Volume One is the Loneliest Number: She & Him: “Black Hole”
The actress and singer, Zooey Deschanel and the musician and producer, M. Ward teamed up to form the alt-country/pop duo known as She & Him. Their first release, 2008’s aptly titled Volume One, consists of 13 songs (nine of which Deschanel penned, one she co-wrote, and three covers). Their sound, which often feels sunny like a Southern California beach (boys) day, is often offset with Deschanel’s overcast lyrics, as represented in the opener, “Sentimental Heart” and this track, “Black Hole.”
“And it just gets/So foggy/It’s nowhere in here/And it’s everywhere else/That I don’t want to be/But I’m stuck here/Getting misty over you/I’m alone on a bicycle for two.” It’s this last line that creates such a vivid image of a lonely someone newly single.

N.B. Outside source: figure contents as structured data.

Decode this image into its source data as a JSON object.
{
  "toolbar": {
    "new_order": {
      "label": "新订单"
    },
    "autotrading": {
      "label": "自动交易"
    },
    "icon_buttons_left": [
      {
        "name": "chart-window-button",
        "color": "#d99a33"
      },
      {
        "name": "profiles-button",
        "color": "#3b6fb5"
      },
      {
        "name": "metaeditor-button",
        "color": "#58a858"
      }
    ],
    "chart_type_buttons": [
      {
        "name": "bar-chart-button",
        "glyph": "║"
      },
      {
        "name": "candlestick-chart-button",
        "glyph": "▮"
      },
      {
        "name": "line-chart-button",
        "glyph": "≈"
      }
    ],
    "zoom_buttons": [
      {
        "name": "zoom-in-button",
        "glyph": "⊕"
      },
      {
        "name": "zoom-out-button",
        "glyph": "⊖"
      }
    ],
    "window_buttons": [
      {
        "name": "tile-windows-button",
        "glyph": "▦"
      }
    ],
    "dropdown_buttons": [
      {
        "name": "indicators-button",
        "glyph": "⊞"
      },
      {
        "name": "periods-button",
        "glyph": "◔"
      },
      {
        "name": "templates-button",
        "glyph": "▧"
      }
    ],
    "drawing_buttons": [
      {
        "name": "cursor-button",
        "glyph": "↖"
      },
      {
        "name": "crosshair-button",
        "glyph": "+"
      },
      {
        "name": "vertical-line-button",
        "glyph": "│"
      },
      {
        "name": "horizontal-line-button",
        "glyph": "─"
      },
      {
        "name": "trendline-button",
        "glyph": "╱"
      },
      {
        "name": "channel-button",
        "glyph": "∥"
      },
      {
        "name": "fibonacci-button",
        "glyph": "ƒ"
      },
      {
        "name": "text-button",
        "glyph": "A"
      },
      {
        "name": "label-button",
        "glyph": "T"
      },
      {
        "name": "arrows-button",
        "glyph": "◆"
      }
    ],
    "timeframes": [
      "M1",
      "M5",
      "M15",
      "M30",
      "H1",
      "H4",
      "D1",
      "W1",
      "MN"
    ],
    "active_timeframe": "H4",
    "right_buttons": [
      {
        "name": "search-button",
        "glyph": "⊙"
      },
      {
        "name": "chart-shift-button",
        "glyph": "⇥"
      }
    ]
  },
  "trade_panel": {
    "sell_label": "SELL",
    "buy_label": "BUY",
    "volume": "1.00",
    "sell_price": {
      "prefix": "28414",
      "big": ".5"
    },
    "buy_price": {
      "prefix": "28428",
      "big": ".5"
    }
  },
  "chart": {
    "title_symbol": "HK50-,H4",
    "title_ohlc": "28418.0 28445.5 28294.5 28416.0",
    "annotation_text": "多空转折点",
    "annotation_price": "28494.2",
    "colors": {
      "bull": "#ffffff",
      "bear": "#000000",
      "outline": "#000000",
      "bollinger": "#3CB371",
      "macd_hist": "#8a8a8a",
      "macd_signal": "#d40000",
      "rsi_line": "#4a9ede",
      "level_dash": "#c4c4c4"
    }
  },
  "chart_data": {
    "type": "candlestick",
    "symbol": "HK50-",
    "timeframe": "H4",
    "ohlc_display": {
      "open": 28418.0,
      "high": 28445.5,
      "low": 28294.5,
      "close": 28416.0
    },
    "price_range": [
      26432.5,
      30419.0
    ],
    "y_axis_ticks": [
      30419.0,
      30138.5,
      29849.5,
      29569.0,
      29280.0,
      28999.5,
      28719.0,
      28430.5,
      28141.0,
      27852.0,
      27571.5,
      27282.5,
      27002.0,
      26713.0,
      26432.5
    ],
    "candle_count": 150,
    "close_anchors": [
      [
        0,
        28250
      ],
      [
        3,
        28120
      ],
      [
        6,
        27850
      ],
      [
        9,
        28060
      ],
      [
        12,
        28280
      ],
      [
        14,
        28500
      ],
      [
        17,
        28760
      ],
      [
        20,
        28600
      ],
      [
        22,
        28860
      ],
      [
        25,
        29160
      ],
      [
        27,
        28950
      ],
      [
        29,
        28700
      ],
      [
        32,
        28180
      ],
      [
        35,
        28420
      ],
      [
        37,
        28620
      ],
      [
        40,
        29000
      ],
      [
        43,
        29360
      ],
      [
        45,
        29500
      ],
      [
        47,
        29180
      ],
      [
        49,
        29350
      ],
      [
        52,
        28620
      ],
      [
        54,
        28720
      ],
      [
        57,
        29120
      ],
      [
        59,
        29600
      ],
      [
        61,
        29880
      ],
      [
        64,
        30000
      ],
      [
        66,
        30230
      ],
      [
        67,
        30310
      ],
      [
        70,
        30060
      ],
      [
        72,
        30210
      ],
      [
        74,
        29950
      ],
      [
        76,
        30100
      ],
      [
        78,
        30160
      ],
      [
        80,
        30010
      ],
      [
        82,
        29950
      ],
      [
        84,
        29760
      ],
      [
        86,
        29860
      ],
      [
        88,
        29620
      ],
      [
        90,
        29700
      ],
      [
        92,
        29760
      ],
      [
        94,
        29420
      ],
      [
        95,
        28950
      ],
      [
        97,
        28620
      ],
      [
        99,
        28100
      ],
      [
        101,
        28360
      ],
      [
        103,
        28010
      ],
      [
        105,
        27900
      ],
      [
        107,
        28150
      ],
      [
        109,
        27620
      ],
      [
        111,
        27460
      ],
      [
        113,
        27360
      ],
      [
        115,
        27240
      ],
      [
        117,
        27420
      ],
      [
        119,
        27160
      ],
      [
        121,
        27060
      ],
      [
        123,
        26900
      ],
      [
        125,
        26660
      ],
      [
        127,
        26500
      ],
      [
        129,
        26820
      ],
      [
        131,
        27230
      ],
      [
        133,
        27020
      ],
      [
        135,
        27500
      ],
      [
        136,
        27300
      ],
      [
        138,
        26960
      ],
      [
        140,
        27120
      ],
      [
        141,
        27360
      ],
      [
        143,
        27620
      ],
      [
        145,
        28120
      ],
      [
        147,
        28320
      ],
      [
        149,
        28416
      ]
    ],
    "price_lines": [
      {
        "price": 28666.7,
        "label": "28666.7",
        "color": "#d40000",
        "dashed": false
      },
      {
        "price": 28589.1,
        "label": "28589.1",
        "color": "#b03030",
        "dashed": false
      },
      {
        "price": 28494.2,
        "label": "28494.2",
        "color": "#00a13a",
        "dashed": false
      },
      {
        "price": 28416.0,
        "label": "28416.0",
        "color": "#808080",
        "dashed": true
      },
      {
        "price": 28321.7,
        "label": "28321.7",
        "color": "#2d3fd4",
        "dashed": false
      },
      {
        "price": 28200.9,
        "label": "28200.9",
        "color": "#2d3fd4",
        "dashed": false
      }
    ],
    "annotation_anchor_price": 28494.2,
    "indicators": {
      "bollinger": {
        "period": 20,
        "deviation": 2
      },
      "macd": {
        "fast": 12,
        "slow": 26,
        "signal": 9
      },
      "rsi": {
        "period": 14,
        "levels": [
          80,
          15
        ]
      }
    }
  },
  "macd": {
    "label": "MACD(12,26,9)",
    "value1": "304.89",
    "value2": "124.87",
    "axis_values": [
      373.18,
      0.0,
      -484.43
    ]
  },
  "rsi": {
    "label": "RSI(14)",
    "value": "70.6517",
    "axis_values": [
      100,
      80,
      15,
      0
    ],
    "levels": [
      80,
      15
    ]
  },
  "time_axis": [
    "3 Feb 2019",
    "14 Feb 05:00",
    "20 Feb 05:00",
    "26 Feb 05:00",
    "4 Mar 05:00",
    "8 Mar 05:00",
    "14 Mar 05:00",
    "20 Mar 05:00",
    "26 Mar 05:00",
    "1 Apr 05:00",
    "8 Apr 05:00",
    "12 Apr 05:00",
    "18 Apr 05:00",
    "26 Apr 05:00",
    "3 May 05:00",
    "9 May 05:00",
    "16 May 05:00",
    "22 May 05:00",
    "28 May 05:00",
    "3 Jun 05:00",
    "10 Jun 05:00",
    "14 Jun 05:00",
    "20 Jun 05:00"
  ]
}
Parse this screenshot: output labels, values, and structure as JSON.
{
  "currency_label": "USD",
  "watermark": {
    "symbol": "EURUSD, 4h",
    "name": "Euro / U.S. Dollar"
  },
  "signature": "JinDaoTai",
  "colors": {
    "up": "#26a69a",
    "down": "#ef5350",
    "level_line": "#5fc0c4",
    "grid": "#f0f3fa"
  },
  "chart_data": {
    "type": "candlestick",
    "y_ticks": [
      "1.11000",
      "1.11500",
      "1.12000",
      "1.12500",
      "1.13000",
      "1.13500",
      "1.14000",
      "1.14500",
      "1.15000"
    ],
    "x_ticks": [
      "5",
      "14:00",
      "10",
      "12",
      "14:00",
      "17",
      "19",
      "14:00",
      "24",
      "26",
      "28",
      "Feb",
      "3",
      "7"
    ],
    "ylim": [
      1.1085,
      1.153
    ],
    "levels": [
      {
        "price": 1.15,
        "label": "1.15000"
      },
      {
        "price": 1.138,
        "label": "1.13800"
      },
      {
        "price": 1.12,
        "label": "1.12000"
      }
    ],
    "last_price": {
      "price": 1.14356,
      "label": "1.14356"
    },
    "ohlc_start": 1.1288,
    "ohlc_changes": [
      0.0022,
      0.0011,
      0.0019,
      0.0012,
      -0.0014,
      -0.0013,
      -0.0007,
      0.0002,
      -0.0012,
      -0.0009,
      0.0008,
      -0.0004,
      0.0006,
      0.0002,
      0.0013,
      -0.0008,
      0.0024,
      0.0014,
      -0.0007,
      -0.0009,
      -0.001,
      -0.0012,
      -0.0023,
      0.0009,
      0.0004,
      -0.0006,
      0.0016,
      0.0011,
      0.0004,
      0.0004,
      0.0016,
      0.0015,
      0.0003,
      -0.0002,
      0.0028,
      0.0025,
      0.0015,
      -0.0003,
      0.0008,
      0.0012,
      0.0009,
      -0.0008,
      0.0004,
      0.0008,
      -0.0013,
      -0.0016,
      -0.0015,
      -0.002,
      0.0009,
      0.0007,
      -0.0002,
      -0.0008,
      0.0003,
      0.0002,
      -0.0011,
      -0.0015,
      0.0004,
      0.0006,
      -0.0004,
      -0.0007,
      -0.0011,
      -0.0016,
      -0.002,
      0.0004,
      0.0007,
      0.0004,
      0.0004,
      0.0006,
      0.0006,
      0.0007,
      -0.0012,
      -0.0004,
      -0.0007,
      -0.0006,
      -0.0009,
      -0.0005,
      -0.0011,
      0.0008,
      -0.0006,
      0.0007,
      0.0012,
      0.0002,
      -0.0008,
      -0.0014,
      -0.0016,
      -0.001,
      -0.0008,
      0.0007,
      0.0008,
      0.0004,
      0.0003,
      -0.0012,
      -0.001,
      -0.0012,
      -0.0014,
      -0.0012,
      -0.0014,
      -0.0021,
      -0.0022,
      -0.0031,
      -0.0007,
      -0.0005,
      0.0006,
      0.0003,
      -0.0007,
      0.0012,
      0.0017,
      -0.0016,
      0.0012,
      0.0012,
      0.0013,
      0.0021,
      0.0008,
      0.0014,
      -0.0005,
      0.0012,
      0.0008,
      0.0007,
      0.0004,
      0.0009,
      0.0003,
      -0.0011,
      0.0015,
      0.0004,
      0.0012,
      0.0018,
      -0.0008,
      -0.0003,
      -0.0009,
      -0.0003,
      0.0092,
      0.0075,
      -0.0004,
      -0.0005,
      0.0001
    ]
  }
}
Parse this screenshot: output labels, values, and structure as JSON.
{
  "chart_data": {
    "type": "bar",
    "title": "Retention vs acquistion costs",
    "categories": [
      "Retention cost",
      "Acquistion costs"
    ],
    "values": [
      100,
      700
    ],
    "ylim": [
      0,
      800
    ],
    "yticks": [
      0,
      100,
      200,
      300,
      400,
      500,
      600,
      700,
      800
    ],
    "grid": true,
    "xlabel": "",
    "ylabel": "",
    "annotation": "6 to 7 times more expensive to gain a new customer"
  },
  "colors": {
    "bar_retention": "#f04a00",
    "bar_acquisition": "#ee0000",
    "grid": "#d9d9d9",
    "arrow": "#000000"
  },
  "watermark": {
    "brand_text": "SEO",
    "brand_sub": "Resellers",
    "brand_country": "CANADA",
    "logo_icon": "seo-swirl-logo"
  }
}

Deschanel takes that idea of the tandem bike, which has traditionally been seen as an innocent, happy-go-lucky activity shared between two people, and veers it off course.
She also incorporates inclement-weather-related terms (“rain” [in my head]; “foggy”; “misty”) as analogous descriptors for obsessive mental “spinning,” confusion, and sadness, respectively. “Black Hole” conveys how difficult it can be to move forward, not just literally, for a bicyclist without a riding partner, but emotionally, for this “she” in the song now finds herself without a “him.”